Pathogénie de l’afibrinogénémie congénitale
L’afibrinogénémie congénitale (OMIM 202400) est une maladie rare à transmission autosomique récessive. Elle est due à l’absence de fibrinogène dans le plasma et est caractérisée par diverses manifestations hémorragiques ou parfois, de manière paradoxale, thrombotiques. Si la première description de la maladie remonte à 1920 [1], ce n’est que récemment, en 1999, que la première mutation responsable du déficit a été identifiée à Genève dans notre laboratoire : il s’agissait d’une délétion de 11 kb éliminant la quasi-totalité du gène FGA [2]. Depuis lors, plus de 40 mutations, toutes localisées dans l’un des trois gènes du locus codant pour le fibrinogène (Figure 1), ont été décrites.
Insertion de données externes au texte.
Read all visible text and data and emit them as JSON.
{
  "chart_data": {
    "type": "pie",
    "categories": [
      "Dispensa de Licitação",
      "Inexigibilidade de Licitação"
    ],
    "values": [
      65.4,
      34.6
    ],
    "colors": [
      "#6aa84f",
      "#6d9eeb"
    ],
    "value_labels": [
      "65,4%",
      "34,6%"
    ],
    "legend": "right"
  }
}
Elles se trouvent soit à l’état homozygote ou hétérozygote composite chez des patients afibrinogénémiques, soit sous forme hétérozygote chez des patients hypofibrinogénémiques (présentant une concentration réduite de fibrinogène plasmatique). Nous pouvons prédire que la majorité de ces derniers seraient très probablement afibrinogénémiques dans le cas où la mutation se trouverait sous forme homozygote, car la forme variante n’est pas détectée dans le plasma dans la plupart des cas. Ainsi, afibrinogénémie et hypofibrinogénémie ne se distingueraient l’une de l’autre au niveau moléculaire que par le niveau d’expression du fibrinogène résultant de l’état allélique du variant. La majorité des mutations sont de type nulle (non-sens, délétions, erreurs d’épissage, micro-insertions, micro-délétions). À ce jour, 14 mutations faux-sens ont été recensées, 8 dans FGG et 6 dans FGB. Parmi elles, sept substitutions ont été étudiées dans un modèle cellulaire in vitro : une mutation (C179R dans FGG) entrave l’assemblage des chaînes polypeptidiques, tandis que les six autres (L383R, G430D, G444S, W467G dans FGB ; W253C et G310R dans FGG) inhibent spécifiquement la sécrétion de l’hexamère correctement assemblé [3-8]. Par ailleurs, deux mutations non-sens (W467X et W470X) tronquant la chaîne Bβ de 25 et 22 acides aminés respectivement (sur un total de 491 résidus), ont été décrites comme bloquant également la sécrétion de la protéine [9, 10]. En résumé, 6 des 8 mutations entravant la sécrétion du fibrinogène sont localisées dans la chaîne Bβ, et plus particulièrement dans son domaine globulaire βC.
La sécrétion du fibrinogène est-elle soumise à un contrôle de qualité?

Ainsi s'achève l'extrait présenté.